Prep 5 mins
Cook 10 mins
Jasmine Rice is a wonderful twist to rice. So I wanted to try it with some chicken.
- 1 cup soft jasmine rice, cooked
- 4 tablespoons fresh lemon juice, divided
- 1 whole roasting chicken, cooked, skinned, boned, chopped
- 2 garlic cloves, minced
- 1 tablespoon canola oil
- 1⁄2 cup finely chopped onion
- 1⁄4 cup chopped anaheim chili
- 2 tablespoons low sodium soy sauce
- 1 tablespoon fish sauce
- 1⁄2 teaspoon cinnamon
- 1⁄3 cup low sodium chicken broth, warm
- While rice is still warm, sprinkle with 1 tablespoon of the lemon juice and toss to mix well.

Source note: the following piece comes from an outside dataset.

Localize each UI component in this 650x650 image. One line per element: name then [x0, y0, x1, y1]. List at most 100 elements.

- While chicken is still warm, sprinkle with remaining 3 tablespoons lemon juice and garlic.
- In large nonstick skillet, heat oil over medium high heat; add onions and peppers, stirring constantly for about 1 minute.
- Add chicken and stir fry about 1 minute.
- Add cooked rice and stir-fry.
- Add soy sauce, fish sauce and cinnamon, cooking and stirring until heated through, about 1 minute.
- Pour chicken broth over all and stir fry 1 minute more.